I hope someone can take over my work (hopefully the XDA Recognised dev who decided to buy my tablet) and get this merged back in CM10, AOKP & Blackbean...

So here's wishing you all the very best with everything!! You guys have been amazing!!

The best quote which sums up my experience with the Prime & the Prime community is: "You never leave someone/something behind, you take a part of them/it with you and leave a part of yourself behind."

It's all said and done, it's real, and it's been fun!!


----------



## Adrioid (Jun 21, 2011)

Going to miss your work. Thanks for all the ROMs you've put out in the last couple of days!

Sent from my Thunderbolt!


----------



## andrewjt19 (Oct 27, 2011)

Bro. I owe you a ton... you helped me get my Prime unbricked and offered great advice through the whole process. I still will donate to your cause for Android Don. I haven't forgotten and am grateful. Thanks 
Andrew

Sent from my Transformer Prime TF201 using RootzWiki


----------



## Gremlin001 (Oct 1, 2012)

Well I have to admit this saddens me. I have found your unofficial cm10 ROM the most stable and useable one for my purposes. For that I thank you. Your work on the Prime has actually made mine fun to use.


----------



## Ironlion45 (Sep 3, 2012)

Well that was sudden.

Thanks for the cool mods, though! We do appreciate all the work you've put into them.

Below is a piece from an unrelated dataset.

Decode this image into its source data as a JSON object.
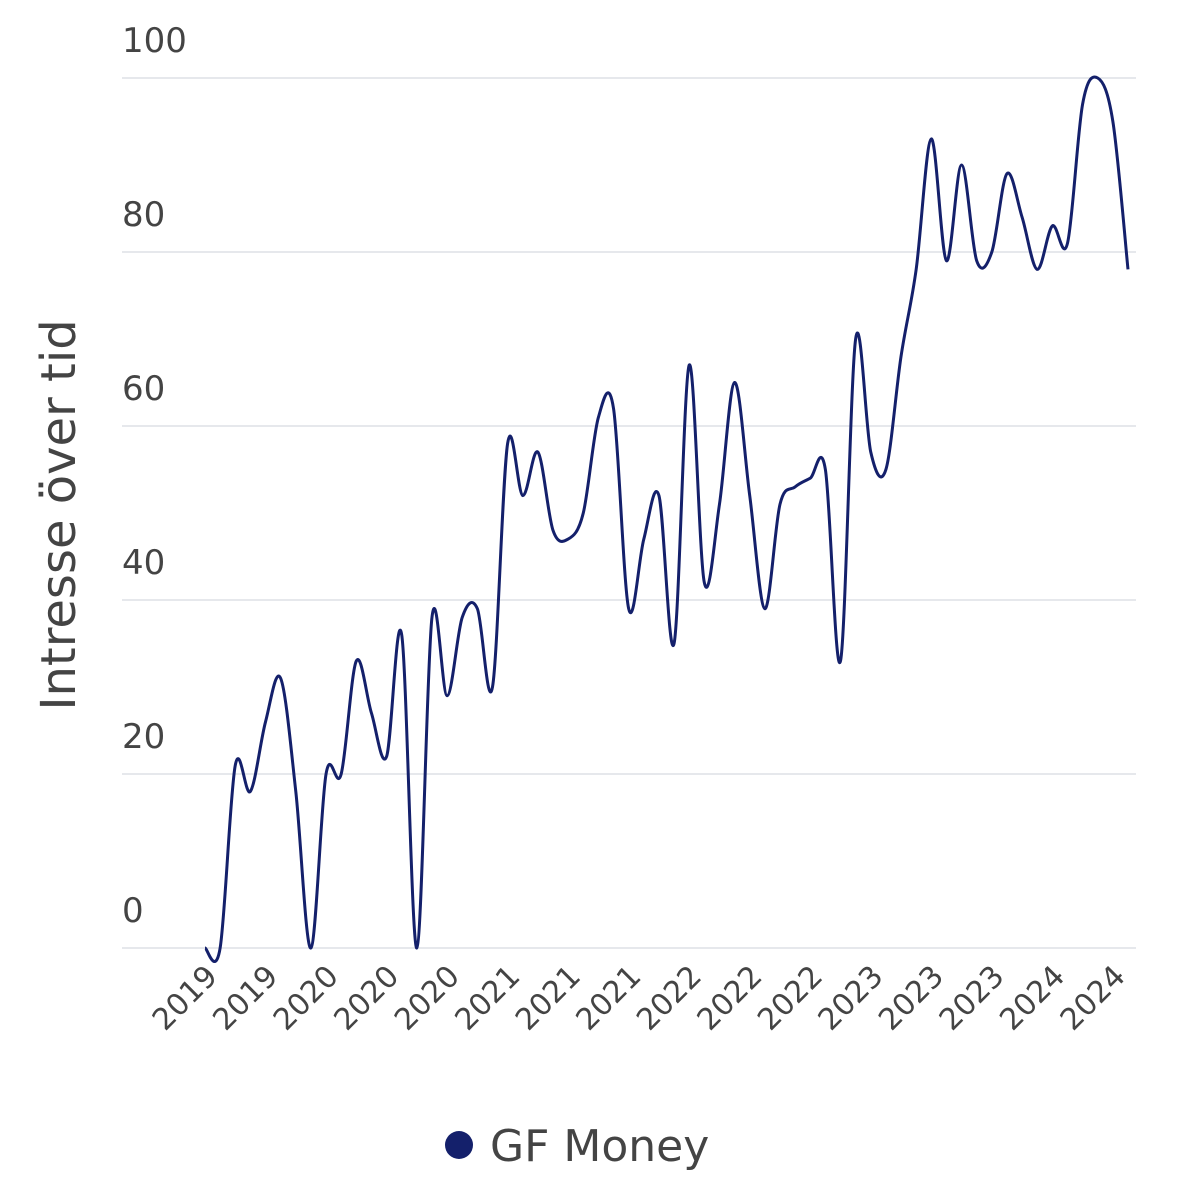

I wouldn't rush to the nexus 10 though. I think the lack of an SD card is really going to handicap these Nexus tablets at the end of the day.


----------



## craigacgomez (Jan 17, 2012)

Ironlion45 said:


> Well that was sudden.
> 
> Thanks for the cool mods, though! We do appreciate all the work you've put into them.
> 
> I wouldn't rush to the nexus 10 though. I think the lack of an SD card is really going to handicap these Nexus tablets at the end of the day.


I don't really need to extra space... 16GB is quite enough for me to be honest... I never used more than that even on my Prime!! OTG is always there for the unexpected situations...


----------



## hpower1 (Nov 7, 2012)

Noooooooooo!


----------



## bigzaqui (Nov 10, 2012)

thanks for all your hard work, Thanks to you I've made so many things on my TP...just thanks man


----------